Abstract:Significant advancements in the field of wood species identification are needed worldwide to support sustainable timber trade. In this work we contribute to automate the identification of wood species via high-resolution macroscopic images of timber. The main challenge of this problem is that fine-grained patterns in timber are crucial in order to accurately identify wood species, and these patterns are not properly learned by traditional convolutional neural networks (CNNs) trained on low/medium resolution images.

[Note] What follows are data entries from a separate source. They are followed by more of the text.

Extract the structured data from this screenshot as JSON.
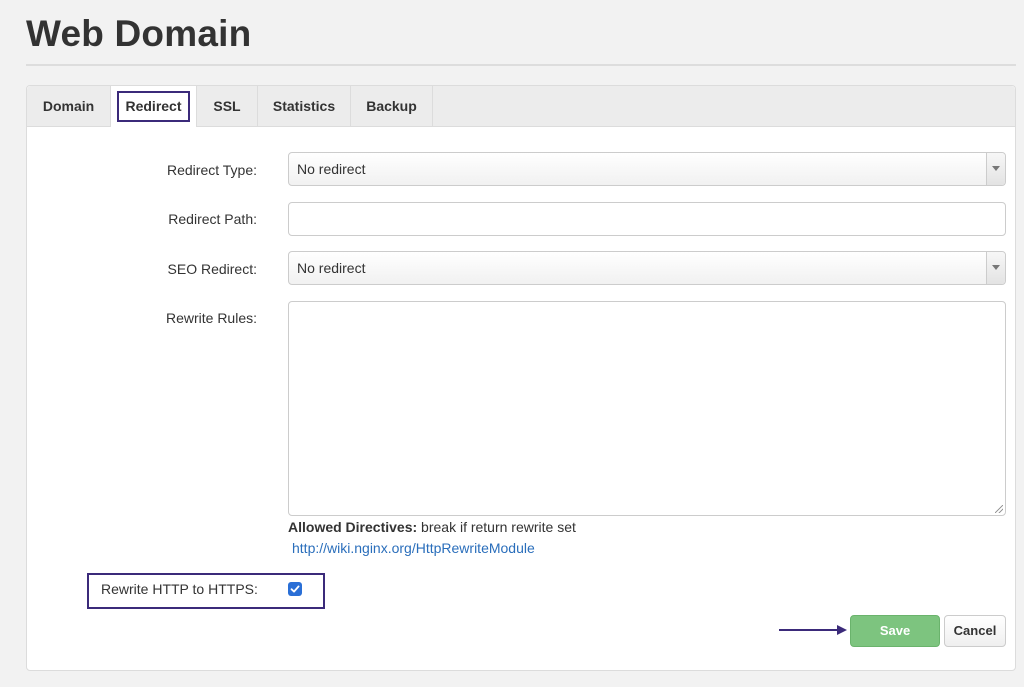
{
  "page": {
    "title": "Web Domain"
  },
  "tabs": [
    {
      "label": "Domain"
    },
    {
      "label": "Redirect",
      "active": true
    },
    {
      "label": "SSL"
    },
    {
      "label": "Statistics"
    },
    {
      "label": "Backup"
    }
  ],
  "form": {
    "redirect_type": {
      "label": "Redirect Type:",
      "value": "No redirect"
    },
    "redirect_path": {
      "label": "Redirect Path:",
      "value": ""
    },
    "seo_redirect": {
      "label": "SEO Redirect:",
      "value": "No redirect"
    },
    "rewrite_rules": {
      "label": "Rewrite Rules:",
      "value": ""
    },
    "allowed_directives": {
      "label": "Allowed Directives:",
      "value": "break if return rewrite set"
    },
    "help_link": "http://wiki.nginx.org/HttpRewriteModule",
    "rewrite_https": {
      "label": "Rewrite HTTP to HTTPS:",
      "checked": true
    }
  },
  "actions": {
    "save": "Save",
    "cancel": "Cancel"
  },
  "colors": {
    "save": "#7dc47f",
    "highlight": "#3b2a7a",
    "link": "#2a6ebb",
    "checkbox": "#2a6fd6"
  },
  "icons": {
    "dropdown": "caret-down-icon",
    "checkbox": "check-icon",
    "arrow": "arrow-right-icon"
  }
}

We propose a Timber Deep Learning Identification with Patch-based Inference Voting methodology, abbreviated TDLI-PIV methodology. Our proposal exploits the concept of patching and the availability of high-resolution macroscopic images of timber in order to overcome the inherent challenges that CNNs face in timber identification. The TDLI-PIV methodology is able to capture fine-grained patterns in timber and, moreover, boosts robustness and prediction accuracy via a collaborative voting inference process. In this work we also introduce a new data set of marcroscopic images of timber, called GOIMAI-Phase-I, which has been obtained using optical magnification in order to capture fine-grained details, which contrasts to the other datasets that are publicly available. More concretely, images in GOIMAI-Phase-I are taken with a smartphone with a 24x magnifying lens attached to the camera. Our data set contains 2120 images of timber and covers 37 legally protected wood species. Our experiments have assessed the performance of the TDLI-PIV methodology, involving the comparison with other methodologies available in the literature, exploration of data augmentation methods and the effect that the dataset size has on the accuracy of TDLI-PIV.